Python Requests Web Scraping



Web scraping with python requests

Requests Requests is a Python library used to easily make HTTP requests. Generally, Requests has two main use cases, making requests to an API and getting raw HTML content from websites (i.e., scraping). Check out the tutorial on how to scrape dynamic web pages with Python. Learn how to extract data with Selenium, headless browsers, and the web scraping API. Browse other questions tagged python-3.x web-scraping beautifulsoup python-requests or ask your own question. The Overflow Blog Podcast 330: How to build and maintain online communities, from gaming to. Jan 19, 2019 Scraping data from a JavaScript webpage with Python 19 Jan 2019 This post will walk through how to use the requestshtml package to scrape options data from a JavaScript-rendered webpage. Requestshtml serves as an alternative to Selenium and PhantomJS, and provides a clear syntax similar to the awesome requests package.

Learning Outcomes

  • To understand the benefits of using async + await compared to simply web scraping with the requests library.
  • Learn how to create an asynchronous web scraper from scratch in pure python using asyncio and aiohttp.
  • Practice downloading multiple webpages using Aiohttp + Asyncio and parsing HTML content per URL with BeautifulSoup.

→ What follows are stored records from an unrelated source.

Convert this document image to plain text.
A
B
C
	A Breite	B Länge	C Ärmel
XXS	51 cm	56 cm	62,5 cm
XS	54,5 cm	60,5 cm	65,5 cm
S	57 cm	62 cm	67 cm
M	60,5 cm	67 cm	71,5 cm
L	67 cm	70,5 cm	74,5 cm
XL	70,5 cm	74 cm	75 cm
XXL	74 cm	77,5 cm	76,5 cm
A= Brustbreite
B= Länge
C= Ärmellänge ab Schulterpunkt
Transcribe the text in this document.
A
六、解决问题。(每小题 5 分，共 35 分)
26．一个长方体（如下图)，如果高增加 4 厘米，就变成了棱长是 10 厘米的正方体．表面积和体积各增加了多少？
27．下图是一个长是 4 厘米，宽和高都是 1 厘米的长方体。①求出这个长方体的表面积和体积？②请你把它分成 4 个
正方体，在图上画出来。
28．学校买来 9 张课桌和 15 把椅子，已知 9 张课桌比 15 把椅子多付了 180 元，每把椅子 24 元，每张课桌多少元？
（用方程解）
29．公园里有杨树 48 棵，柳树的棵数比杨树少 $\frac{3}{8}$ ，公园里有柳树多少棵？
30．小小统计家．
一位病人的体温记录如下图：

The following python installations are for a Jupyter Notebook, however if you are using a command line then simply exclude the ! symbol

Python Requests Web Scraping

Note: The only reason why we use nest_asyncio is because this tutorial is written in a jupyter notebook, however if you wanted to write the same web scraper code in a python file, then you would’nt need to install or run the following code block:

Scraping

Why Use Asychronous Web Scraping?

Writing synchronous web scrapers are easier and the code is less complex, however they’re incredibly slow.

This is because all of the requests must wait for the current request to finish one by one. There can only be one request running at a given time.

In contrast, asynchronous web requests are able to execute without depending on previous requests within a queue or for loop. Asychronous requests happen simultaneously.

How Is Asychronous Web Scraping Different To Using Python Requests?

Instead of thinking about creating a for loop with Xn requests, you need to think about creating an event loop. For example the environment for NodeJS, by design executes in a single threaded event loop.

However for Python, we will manually create an event loop with asyncio.

Inside of your event loop, you can set a number of tasks to be completed and every task will be created and executed asychronously.

How To Web Scrape A Single Web Page Using Aiohttp

Firstly we define a client session with aiohttp:

Then with our session, we execute a get response on a single URL:

Thirdly, notice how we use the await keyword in front of response.text() like this:

Also, note that every asynchronous function starts with:

Finally we run asyncio.run(main()), this creates an event loop and executes all tasks within it.

After all of the tasks have been completed then the event loop is automatically destroyed.

How To Web Scrape Multiple Pages Using Aiohttp

Scraping

Python Requests Web Scraping For Prices

When scraping multiple pages with asyncio and aiohttp, we’ll use the following pattern to create multiple tasks that will be simulataneously executed within an asyncio event loop:

To start with we create an empty list and then for every URL, we will attach an uncalled/uninvoked function, an AioHTTP session and the URL to the list.

The asyncio.gather(*tasks), basically tells asyncio to keep running the event loop until all of these functions within the python have been completed. It will return a list that is the same length as the number of functions (unless one of the functions within the list returned zero results).

Now that we know how to create and execute multiple tasks, let’s see this in action:

Adding HTML Parsing Logic To The Aiohttp Web Scraper

As well as collecting the HTML response from multiple webpages, parsing the web page can be useful for SEO and HTML Content Analysis.

Therefore let’s create second function which will parse the HTML page and will extract the title tag.

Python Web Scraping Requests Beautifulsoup

Conclusion

Python Requests Web Scraping Definition

Asynchronous web scraping is more suitable when you have a larger number of URLs that need to be processed quickly.

Python Web Scraping Using Requests

Also, notice how easy it is to add on a HTML parsing function with BeautifulSoup, allowing you to easily extract specific elements on a per URL basis.